In Kauf genommen werden muss schließlich, dass der umweltfreundlichere Diesel alle einhundert Kilometer bis zu 0,2 Liter Treibstoff mehr verbraucht. Dieser Umstand ist nicht zuletzt auf die erforderliche Kraftstoff-Nacheinspritzung zurückzuführen, welche für einen Anstieg der Abgastemperatur unter ungünstigen Betriebsbedingungen des Motors sorgt. Somit wird unter allen Umständen eine schnelle Regeneration des Filters erzielt.
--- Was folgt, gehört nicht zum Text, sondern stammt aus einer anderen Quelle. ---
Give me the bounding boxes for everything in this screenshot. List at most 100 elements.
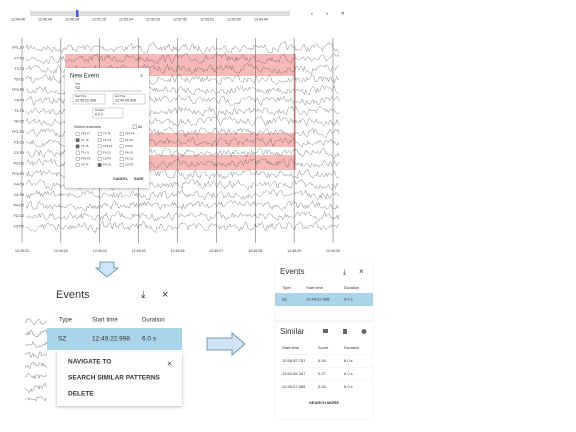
timeline-label: 12:59:51 — [200, 17, 214, 21]
channel-option: F8-T4 — [81, 163, 89, 167]
time-label: 12:49:23 — [54, 249, 68, 253]
end-field[interactable] — [112, 93, 146, 105]
eeg-trace — [25, 189, 340, 201]
type-select[interactable]: SZ — [75, 85, 81, 90]
selected-row[interactable] — [275, 293, 373, 306]
channel-checkbox[interactable] — [97, 150, 102, 155]
cell[interactable]: 13:50:58.347 — [282, 371, 306, 376]
close-icon[interactable]: × — [359, 267, 364, 276]
close-icon[interactable]: × — [341, 12, 345, 18]
download-icon[interactable]: ⤓ — [141, 290, 146, 301]
channel-checkbox[interactable] — [119, 157, 124, 161]
time-label: 12:49:24 — [93, 249, 107, 253]
timeline-label: 12:53:24 — [119, 17, 133, 21]
channel-checkbox[interactable] — [119, 132, 124, 136]
channel-checkbox[interactable] — [75, 144, 80, 149]
duration: 6.0 s — [95, 112, 103, 116]
timeline-label: 12:51:15 — [92, 17, 106, 21]
channel-option: T6-O2 — [103, 138, 111, 142]
flow-arrow — [206, 332, 246, 356]
panel-title: Events — [56, 289, 90, 301]
eeg-trace — [25, 200, 340, 212]
new-event-dialog: New Event × Type SZ Start Time 12:49:22.… — [65, 68, 149, 188]
menu-item[interactable]: NAVIGATE TO — [68, 359, 111, 366]
channel-checkbox[interactable] — [75, 163, 80, 167]
channel-option: C3-P3 — [103, 157, 111, 161]
channel-checkbox[interactable] — [119, 150, 124, 155]
channel-checkbox[interactable] — [75, 157, 80, 161]
timeline-label: 13:04:09 — [254, 17, 268, 21]
time-label: 12:49:22 — [15, 249, 29, 253]
channel-option: T4-T6 — [103, 132, 111, 136]
eeg-trace — [25, 41, 340, 54]
cell[interactable]: 12:45:07.685 — [282, 384, 306, 389]
timeline-marker[interactable] — [76, 10, 79, 17]
time-label: 12:49:28 — [248, 249, 262, 253]
close-icon[interactable]: × — [162, 289, 168, 301]
channel-checkbox[interactable] — [75, 150, 80, 155]
view-icon[interactable] — [323, 329, 328, 333]
channel-label: FP2-F4 — [12, 172, 24, 176]
channel-label: T4-T6 — [14, 109, 24, 113]
duration-field[interactable] — [92, 107, 124, 119]
cell: 6.0 s — [142, 336, 157, 343]
channel-label: P3-O1 — [14, 161, 24, 165]
cell: SZ — [282, 297, 288, 302]
panel-title: Similar — [280, 327, 305, 336]
cell: 12:49:22.998 — [92, 336, 130, 343]
cell: 6.0 s — [344, 371, 353, 376]
col-header: Type — [59, 318, 73, 324]
download-icon[interactable]: ⤓ — [343, 269, 346, 276]
channel-checkbox[interactable] — [97, 163, 102, 167]
channel-option: C4-P4 — [125, 144, 133, 148]
field-label: Duration — [95, 109, 105, 112]
selected-row[interactable] — [47, 328, 182, 350]
channel-label: C3-P3 — [14, 151, 24, 155]
channel-checkbox[interactable] — [119, 144, 124, 149]
channel-option: P3-O1 — [103, 163, 112, 167]
all-checkbox[interactable] — [132, 124, 137, 129]
channel-label: FP1-F3 — [12, 130, 24, 134]
channel-checkbox[interactable] — [97, 132, 102, 136]
channel-checkbox[interactable] — [75, 132, 80, 136]
menu-close[interactable]: × — [167, 358, 172, 368]
time-label: 12:49:30 — [326, 249, 340, 253]
flow-arrow — [94, 261, 120, 278]
channel-checkbox[interactable] — [97, 144, 102, 149]
search-more[interactable]: SEARCH MORE — [309, 400, 339, 405]
next-icon[interactable]: › — [326, 12, 328, 18]
channel-option: FP2-F8 — [81, 157, 91, 161]
menu-item[interactable]: DELETE — [68, 391, 94, 398]
cell: SZ — [58, 336, 66, 343]
timeline-bar[interactable] — [30, 11, 290, 16]
channel-label: T5-O1 — [14, 77, 24, 81]
delete-icon[interactable] — [343, 329, 347, 334]
eeg-trace — [25, 210, 340, 222]
start-field[interactable] — [72, 93, 106, 105]
channel-checkbox[interactable] — [75, 138, 80, 142]
dialog-close[interactable]: × — [140, 73, 143, 79]
channel-option: P4-O2 — [125, 150, 134, 154]
prev-icon[interactable]: ‹ — [311, 12, 313, 18]
settings-icon[interactable] — [361, 329, 367, 334]
eeg-trace — [25, 220, 340, 233]
cell[interactable]: 12:56:52.757 — [282, 358, 306, 363]
channel-option: F4-C4 — [125, 138, 133, 142]
timeline-label: 12:57:42 — [173, 17, 187, 21]
eeg-trace — [24, 329, 48, 338]
channel-checkbox[interactable] — [119, 163, 124, 167]
channel-checkbox[interactable] — [97, 157, 102, 161]
menu-item[interactable]: SEARCH SIMILAR PATTERNS — [68, 375, 161, 382]
cancel-button[interactable]: CANCEL — [113, 177, 129, 181]
time-label: 12:49:27 — [209, 249, 223, 253]
channel-checkbox[interactable] — [119, 138, 124, 142]
channel-option: FZ-CZ — [125, 157, 133, 161]
field-label: End Time — [115, 95, 126, 98]
save-button[interactable]: SAVE — [134, 177, 144, 181]
eeg-trace — [24, 341, 48, 348]
col-header: Start time — [92, 318, 118, 324]
start-time: 12:49:22.998 — [75, 98, 96, 102]
col-header: Duration — [344, 285, 359, 290]
result-panel: Events ⤓ × Type Start time Duration SZ 1… — [274, 263, 374, 420]
channel-checkbox[interactable] — [97, 138, 102, 142]
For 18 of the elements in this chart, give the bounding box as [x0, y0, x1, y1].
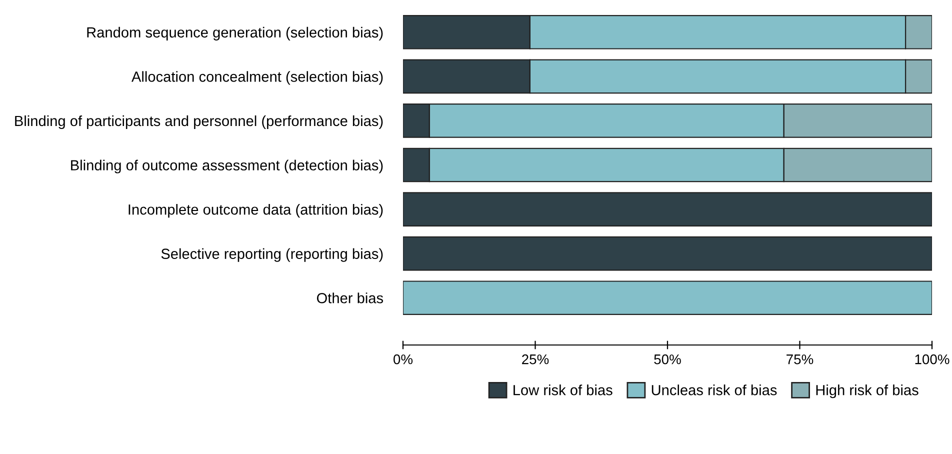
x-tick-label: 100%	[915, 354, 950, 364]
bar	[403, 280, 932, 316]
legend-label: Uncleas risk of bias	[652, 384, 777, 396]
x-tick-label: 25%	[522, 354, 549, 364]
legend-label: Low risk of bias	[514, 384, 612, 396]
y-tick-label: Incomplete outcome data (attrition bias)	[128, 204, 383, 218]
x-tick-label: 75%	[786, 354, 814, 364]
x-tick-label: 0%	[394, 354, 413, 364]
y-tick-label: Blinding of outcome assessment (detection bias)	[71, 160, 383, 174]
legend-label: High risk of bias	[816, 384, 918, 398]
bar	[403, 236, 932, 271]
x-tick-label: 50%	[654, 354, 681, 364]
y-tick-label: Selective reporting (reporting bias)	[161, 248, 383, 262]
bar	[403, 192, 932, 226]
y-tick-label: Other bias	[316, 292, 384, 304]
y-tick-label: Blinding of participants and personnel (performance bias)	[15, 115, 383, 130]
y-tick-label: Allocation concealment (selection bias)	[132, 71, 383, 85]
y-tick-label: Random sequence generation (selection bias)	[87, 26, 383, 40]
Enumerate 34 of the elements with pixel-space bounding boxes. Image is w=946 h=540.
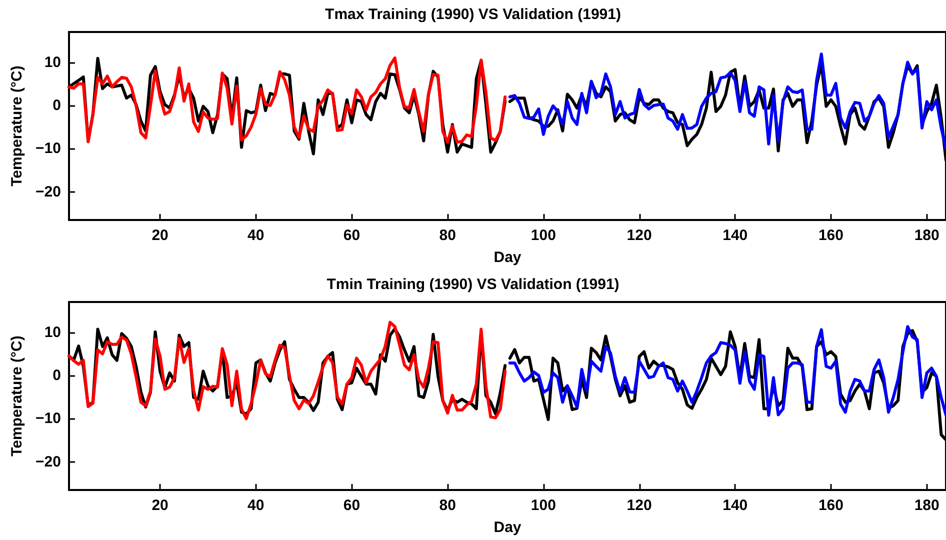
y-tick-label: −20 (36, 183, 61, 200)
y-axis-title: Temperature (°C) (8, 66, 26, 186)
x-tick-label: 180 (914, 227, 940, 244)
x-tick-label: 20 (152, 227, 168, 244)
x-axis-title: Day (494, 249, 522, 266)
x-tick-label: 40 (248, 227, 264, 244)
x-tick-label: 120 (626, 227, 652, 244)
x-tick-label: 100 (530, 227, 556, 244)
x-axis-title: Day (494, 519, 522, 536)
line-series (508, 52, 946, 150)
x-tick-label: 140 (722, 227, 748, 244)
y-tick-label: −20 (36, 453, 61, 470)
x-tick-label: 60 (343, 497, 360, 514)
x-tick-label: 20 (152, 497, 168, 514)
x-tick-label: 160 (818, 227, 844, 244)
x-tick-label: 80 (439, 497, 456, 514)
x-tick-label: 120 (626, 497, 652, 514)
x-tick-label: 100 (530, 497, 556, 514)
x-tick-label: 60 (343, 227, 360, 244)
y-tick-label: 10 (44, 54, 61, 71)
y-tick-label: −10 (36, 140, 61, 158)
line-series (508, 325, 946, 417)
y-tick-label: −10 (36, 410, 61, 428)
y-tick-label: 0 (52, 366, 61, 384)
x-tick-label: 40 (248, 497, 264, 514)
x-tick-label: 140 (722, 497, 748, 514)
chart-title: Tmax Training (1990) VS Validation (1991) (325, 6, 621, 23)
y-tick-label: 10 (44, 324, 61, 341)
x-tick-label: 180 (914, 497, 940, 514)
chart-title: Tmin Training (1990) VS Validation (1991) (326, 276, 620, 293)
y-tick-label: 0 (52, 96, 61, 114)
x-tick-label: 160 (818, 497, 844, 514)
x-tick-label: 80 (439, 227, 456, 244)
y-axis-title: Temperature (°C) (8, 336, 26, 456)
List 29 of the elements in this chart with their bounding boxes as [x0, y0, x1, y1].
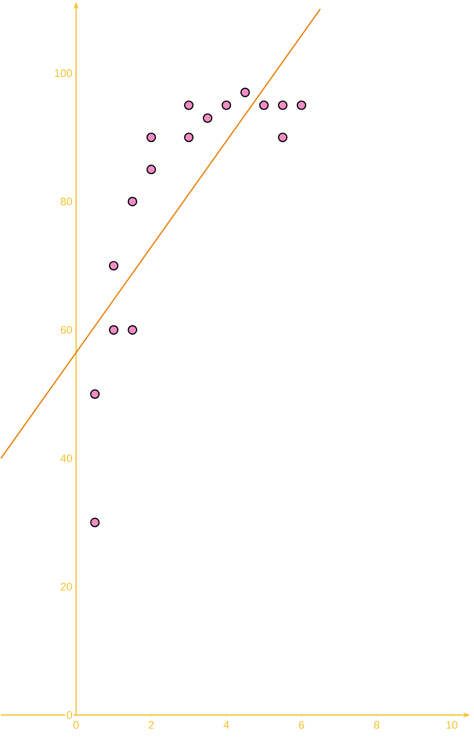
x-tick-label: 8 [374, 721, 380, 729]
x-tick-label: 2 [148, 721, 154, 729]
y-tick-label: 40 [60, 454, 72, 462]
point [146, 132, 156, 142]
point [90, 389, 100, 399]
x-tick-label: 10 [446, 721, 458, 729]
point [108, 260, 118, 271]
point [296, 100, 306, 110]
point [128, 196, 138, 206]
point [278, 132, 288, 142]
point [90, 518, 100, 528]
x-tick-label: 6 [299, 721, 304, 729]
point [259, 100, 269, 110]
y-tick-label: 0 [66, 711, 72, 719]
point [146, 164, 156, 174]
y-tick-label: 80 [60, 198, 72, 206]
point [184, 132, 194, 142]
point [128, 325, 138, 335]
y-tick-label: 100 [54, 69, 72, 78]
point [278, 100, 288, 110]
point [202, 113, 212, 123]
point [222, 100, 232, 110]
point [184, 100, 194, 110]
y-tick-label: 20 [60, 582, 72, 591]
y-tick-label: 60 [60, 326, 72, 334]
point [108, 325, 118, 335]
point [240, 88, 250, 98]
x-tick-label: 0 [74, 721, 79, 729]
x-tick-label: 4 [224, 721, 230, 729]
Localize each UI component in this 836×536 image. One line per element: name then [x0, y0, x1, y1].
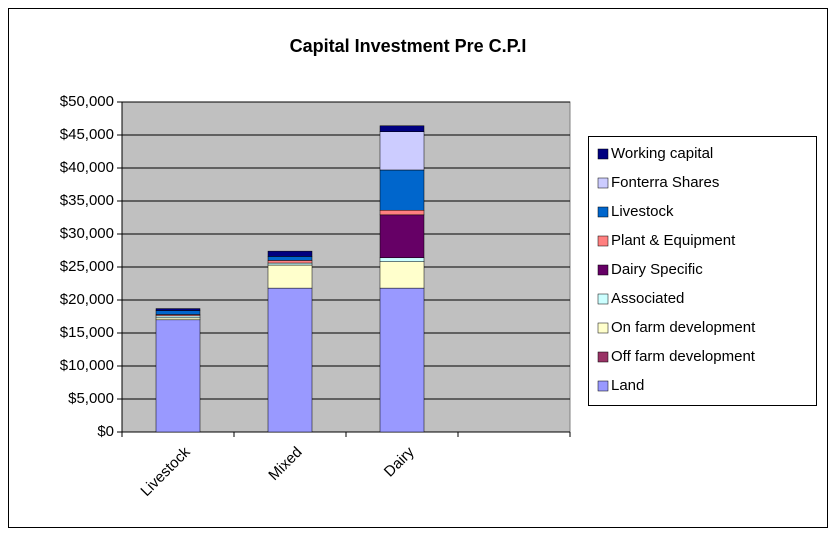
legend-label: Livestock: [611, 203, 674, 220]
y-tick-label: $30,000: [60, 225, 114, 242]
legend-box: [588, 136, 817, 406]
y-tick-label: $0: [97, 423, 114, 440]
y-tick-label: $25,000: [60, 258, 114, 275]
bar-segment: [155, 308, 201, 311]
y-tick-label: $10,000: [60, 357, 114, 374]
legend-swatch: [597, 177, 609, 189]
y-tick-label: $35,000: [60, 192, 114, 209]
legend-swatch: [597, 351, 609, 363]
legend-swatch: [597, 206, 609, 218]
y-tick-label: $15,000: [60, 324, 114, 341]
bar-segment: [379, 214, 425, 259]
bar-segment: [379, 257, 425, 262]
legend-swatch: [597, 148, 609, 160]
legend-swatch: [597, 322, 609, 334]
legend-label: On farm development: [611, 319, 756, 336]
bar-segment: [379, 287, 425, 433]
legend-swatch: [597, 235, 609, 247]
bar-segment: [155, 310, 201, 315]
legend-label: Dairy Specific: [611, 261, 703, 278]
bar-segment: [379, 209, 425, 216]
legend-swatch: [597, 264, 609, 276]
y-tick-label: $40,000: [60, 159, 114, 176]
bar-segment: [267, 256, 313, 261]
legend-label: Off farm development: [611, 348, 756, 365]
y-tick-label: $45,000: [60, 126, 114, 143]
bar-segment: [379, 261, 425, 289]
y-tick-label: $20,000: [60, 291, 114, 308]
legend-swatch: [597, 293, 609, 305]
bar-segment: [267, 264, 313, 289]
bar-segment: [155, 315, 201, 319]
bar-segment: [379, 169, 425, 211]
legend-label: Plant & Equipment: [611, 232, 736, 249]
bar-segment: [155, 319, 201, 433]
legend-label: Working capital: [611, 145, 713, 162]
bar-segment: [155, 317, 201, 321]
bar-segment: [379, 125, 425, 132]
legend-label: Associated: [611, 290, 684, 307]
y-tick-label: $50,000: [60, 93, 114, 110]
bar-segment: [267, 262, 313, 266]
bar-segment: [379, 131, 425, 171]
bar-segment: [267, 260, 313, 264]
chart-title: Capital Investment Pre C.P.I: [290, 36, 527, 56]
legend-label: Land: [611, 377, 644, 394]
legend-label: Fonterra Shares: [611, 174, 719, 191]
bar-segment: [267, 250, 313, 257]
y-tick-label: $5,000: [68, 390, 114, 407]
legend-swatch: [597, 380, 609, 392]
bar-segment: [267, 287, 313, 433]
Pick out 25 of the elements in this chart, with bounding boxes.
Der Preis allerdings lohnt sich - setzt ein mit FAP ausgestatteter Selbstzünder doch Maßstäbe bei den Ruß-Emissionen

 

Fazit: Die FAP-Filteranlage stellt ein ausgeklügeltes System dar, das anfallende Ruß-Teilchen nicht nur wegfiltert und speichert, sondern nahezu vollständig abbaut. Somit erhält der Diesel einen neuen Stellenwert in Sachen Umweltverträglichkeit, der ihm - neben den ohnehin schon attraktiven Eigenschaften wie kräftiges Drehmoment sowie niedriger Spritverbrauch - einen weiteren Bonus-Punkt verschaffen dürfte.
Zudem wird er hinsichtlich Besteuerung bis in die Zukunft hinein ausgezeichnet gewappnet sein, denn den strengen europäischen Abgas-Hürden sieht PSA mit seiner Technik gelassen entgegen. Und die Kunden werden sich für einen günstigen Steuersatz bedanken - damit kann man zufrieden sein, und es zeigt sich einmal mehr: Rauchen ist out, auch beim Auto.